Auch Thomas Steirer erinnert sich an den Moment, als ChatGPT erschien: „Für mich war das ein richtiger Flashback. Ich habe vor vielen Jahren KI studiert und dann lange darauf gewartet, dass wirklich alltagstaugliche Lösungen kommen. Mit ChatGPT war dann klar: Jetzt sind wir wirklich da.“ Er sieht in dieser Entwicklung einen entscheidenden Schritt, der KI aus der reinen Forschungsecke in den aktiven, spürbaren Endnutzer-Bereich gebracht habe.

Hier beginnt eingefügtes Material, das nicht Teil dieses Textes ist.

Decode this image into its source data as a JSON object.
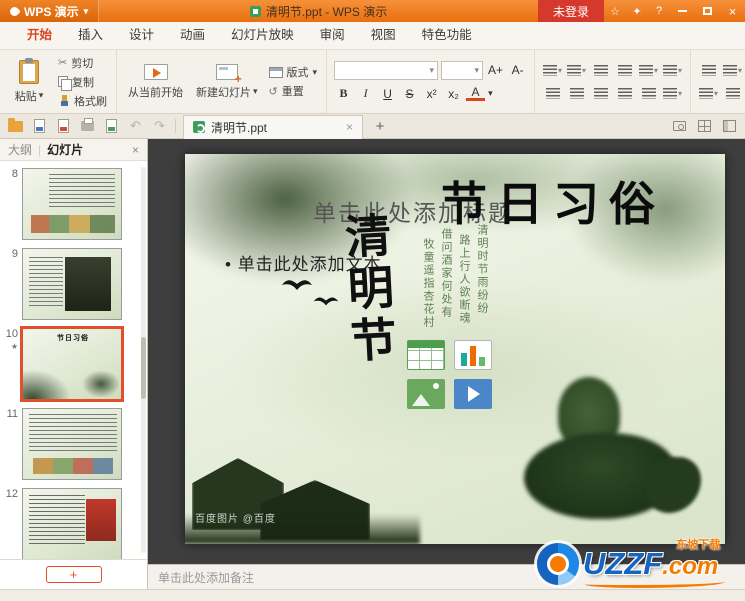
{
  "titlebar": {
    "app_logo": "WPS 演示",
    "document_title": "清明节.ppt - WPS 演示",
    "login_label": "未登录"
  },
  "icons": {
    "caret": "▾",
    "close": "×",
    "star": "★",
    "star_outline": "☆",
    "skin": "✦",
    "help": "?",
    "scissors": "✂",
    "undo": "↶",
    "redo": "↷",
    "plus": "+",
    "reset": "↺",
    "divider": "|"
  },
  "menu_tabs": [
    {
      "label": "开始",
      "active": true
    },
    {
      "label": "插入"
    },
    {
      "label": "设计"
    },
    {
      "label": "动画"
    },
    {
      "label": "幻灯片放映"
    },
    {
      "label": "审阅"
    },
    {
      "label": "视图"
    },
    {
      "label": "特色功能"
    }
  ],
  "ribbon": {
    "paste": "粘贴",
    "cut": "剪切",
    "copy": "复制",
    "format_painter": "格式刷",
    "start_from_current": "从当前开始",
    "new_slide": "新建幻灯片",
    "layout": "版式",
    "reset": "重置",
    "font_controls": {
      "bold": "B",
      "italic": "I",
      "underline": "U",
      "strike": "S",
      "superscript": "x²",
      "subscript": "x₂",
      "font_color": "A",
      "grow": "A+",
      "shrink": "A-"
    }
  },
  "doc_tab": {
    "label": "清明节.ppt"
  },
  "sidebar": {
    "outline_tab": "大纲",
    "slides_tab": "幻灯片",
    "slides": [
      {
        "number": "8"
      },
      {
        "number": "9"
      },
      {
        "number": "10",
        "selected": true,
        "starred": true,
        "title": "节日习俗"
      },
      {
        "number": "11"
      },
      {
        "number": "12"
      }
    ],
    "add_button": "+"
  },
  "slide": {
    "title_placeholder": "单击此处添加标题",
    "title": "节日习俗",
    "bullet_marker": "•",
    "body_placeholder": "单击此处添加文本",
    "vertical_title": "清明节",
    "poem": [
      "清明时节雨纷纷",
      "路上行人欲断魂",
      "借问酒家何处有",
      "牧童遥指杏花村"
    ],
    "watermark": "百度图片 @百度"
  },
  "notes_placeholder": "单击此处添加备注",
  "watermark_logo": {
    "brand": "UZZF",
    "domain": ".com",
    "site_name": "东坡下载"
  },
  "colors": {
    "titlebar_orange": "#ee7212",
    "accent_orange": "#d9451f",
    "login_red": "#d6392c",
    "canvas_gray": "#3e3e3e",
    "selection_red": "#e0502a",
    "slide_green": "#6b8f5a",
    "uzzf_blue": "#1565c0",
    "uzzf_orange": "#f57c00"
  }
}
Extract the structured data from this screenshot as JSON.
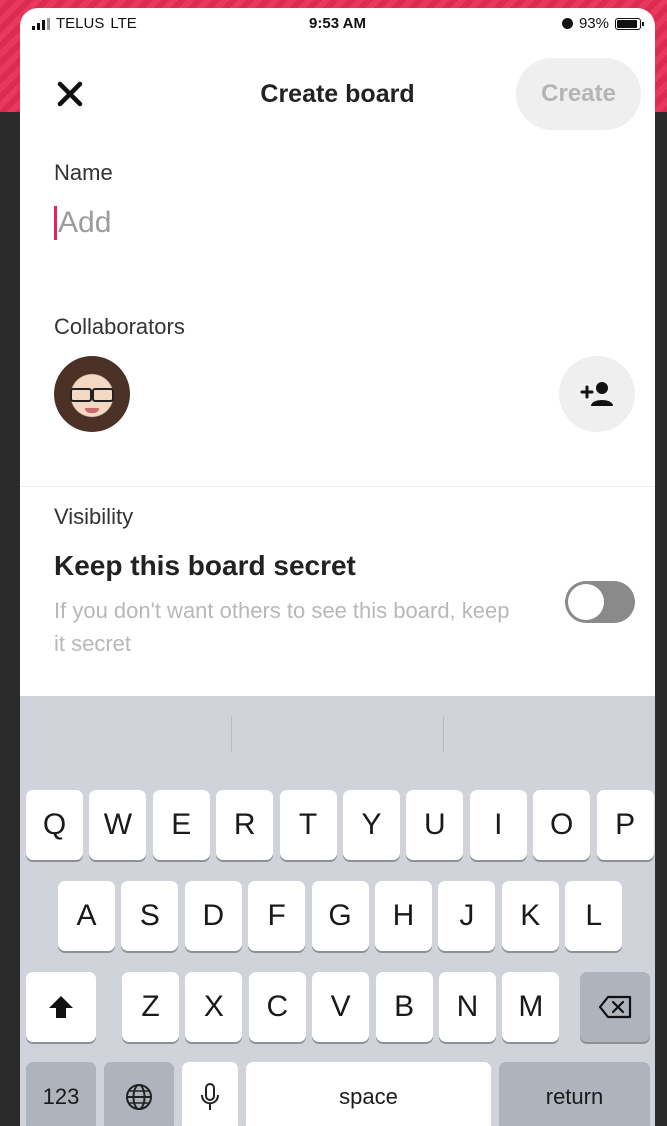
{
  "status_bar": {
    "carrier": "TELUS",
    "network": "LTE",
    "time": "9:53 AM",
    "battery": "93%",
    "battery_level": 0.93
  },
  "header": {
    "title": "Create board",
    "close_icon": "close-icon",
    "create_label": "Create"
  },
  "name_field": {
    "label": "Name",
    "placeholder": "Add",
    "value": ""
  },
  "collaborators": {
    "label": "Collaborators",
    "add_icon": "add-person-icon"
  },
  "visibility": {
    "label": "Visibility",
    "title": "Keep this board secret",
    "description": "If you don't want others to see this board, keep it secret",
    "toggle_on": false
  },
  "keyboard": {
    "row1": [
      "Q",
      "W",
      "E",
      "R",
      "T",
      "Y",
      "U",
      "I",
      "O",
      "P"
    ],
    "row2": [
      "A",
      "S",
      "D",
      "F",
      "G",
      "H",
      "J",
      "K",
      "L"
    ],
    "row3": [
      "Z",
      "X",
      "C",
      "V",
      "B",
      "N",
      "M"
    ],
    "shift_icon": "shift-icon",
    "backspace_icon": "backspace-icon",
    "numbers_label": "123",
    "globe_icon": "globe-icon",
    "mic_icon": "microphone-icon",
    "space_label": "space",
    "return_label": "return"
  },
  "colors": {
    "accent_frame": "#e8395c",
    "caret": "#e0245e",
    "toggle_off": "#8a8a8a",
    "keyboard_bg": "#d0d3da"
  }
}
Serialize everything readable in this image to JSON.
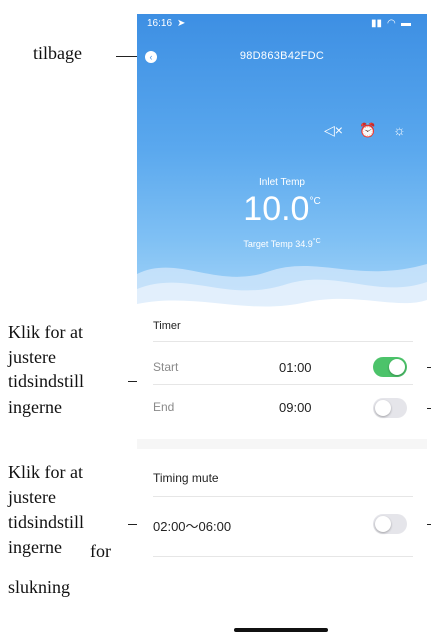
{
  "status_bar": {
    "time": "16:16",
    "icons": [
      "signal-icon",
      "wifi-icon",
      "battery-icon"
    ]
  },
  "header": {
    "title": "98D863B42FDC",
    "back_icon": "chevron-left-icon"
  },
  "controls": {
    "icons": [
      "mute-icon",
      "alarm-clock-icon",
      "brightness-icon"
    ]
  },
  "display": {
    "inlet_label": "Inlet Temp",
    "inlet_value": "10.0",
    "inlet_unit": "°C",
    "target_label": "Target Temp",
    "target_value": "34.9",
    "target_unit": "°C"
  },
  "timer": {
    "title": "Timer",
    "start_label": "Start",
    "start_time": "01:00",
    "start_enabled": true,
    "end_label": "End",
    "end_time": "09:00",
    "end_enabled": false
  },
  "timing_mute": {
    "title": "Timing mute",
    "range": "02:00～06:00",
    "enabled": false
  },
  "annotations": {
    "back": "tilbage",
    "timer_l1": "Klik for at",
    "timer_l2": "justere",
    "timer_l3": "tidsindstill",
    "timer_l4": "ingerne",
    "mute_l1": "Klik for at",
    "mute_l2": "justere",
    "mute_l3": "tidsindstill",
    "mute_l4": "ingerne",
    "mute_l4b": "for",
    "mute_l5": "slukning"
  },
  "colors": {
    "accent_blue": "#3d8fe3",
    "toggle_on": "#4cc36a",
    "toggle_off": "#e5e5ea"
  }
}
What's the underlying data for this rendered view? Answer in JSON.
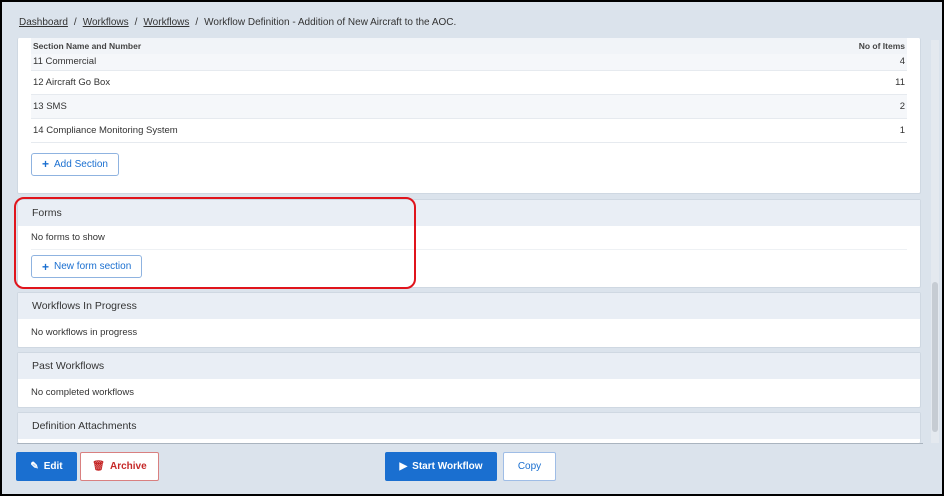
{
  "breadcrumb": {
    "items": [
      "Dashboard",
      "Workflows",
      "Workflows"
    ],
    "current": "Workflow Definition - Addition of New Aircraft to the AOC.",
    "sep": "/"
  },
  "sections": {
    "col_name": "Section Name and Number",
    "col_items": "No of Items",
    "rows": [
      {
        "name": "11 Commercial",
        "items": "4"
      },
      {
        "name": "12 Aircraft Go Box",
        "items": "11"
      },
      {
        "name": "13 SMS",
        "items": "2"
      },
      {
        "name": "14 Compliance Monitoring System",
        "items": "1"
      }
    ],
    "add_label": "Add Section"
  },
  "forms": {
    "title": "Forms",
    "empty": "No forms to show",
    "new_label": "New form section"
  },
  "in_progress": {
    "title": "Workflows In Progress",
    "empty": "No workflows in progress"
  },
  "past": {
    "title": "Past Workflows",
    "empty": "No completed workflows"
  },
  "attachments": {
    "title": "Definition Attachments"
  },
  "footer": {
    "edit": "Edit",
    "archive": "Archive",
    "start": "Start Workflow",
    "copy": "Copy"
  },
  "colors": {
    "primary": "#1a6fd0",
    "danger": "#c62828",
    "highlight": "#e0141c"
  }
}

Von erster Begeisterung zu realistischen Erwartungen

Anfangs herrschte in Unternehmen noch ein gewisser Aktionismus: „Den Satz ‘Wir müssen irgendwas mit KI machen’ habe ich sehr, sehr oft gehört“, meint Steirer. Inzwischen habe sich die Erwartungshaltung realistischer entwickelt. Unternehmen gingen nun strategischer vor, untersuchten konkrete Use Cases und setzten auf institutionalisierte Strukturen – etwa durch sogenannte “Centers of Excellence” – um KI langfristig zu integrieren. „Wir sehen, dass jetzt fast jedes Unternehmen in Österreich KI-Initiativen hat“, sagt Lippert. „Diese Anlaufkurve hat eine Zeit lang gedauert, aber jetzt sehen wir viele reale Use-Cases und wir brauchen uns als Land nicht verstecken.“

Spar, Strabag, Uniqa: Use-Cases aus der österreichischen Wirtschaft

Lippert nennt etwa den Lebensmittelhändler Spar, der mithilfe von KI sein Obst- und Gemüsesortiment auf Basis von Kaufverhalten, Wetterdaten und Rabatten punktgenau steuert. Weniger Verschwendung, bessere Lieferkette: “Lieferkettenoptimierung ist ein Purpose-Driven-Use-Case, der international sehr viel Aufmerksamkeit bekommt und der sich übrigens über alle Branchen repliziert”, erläutert die Microsoft-Expertin.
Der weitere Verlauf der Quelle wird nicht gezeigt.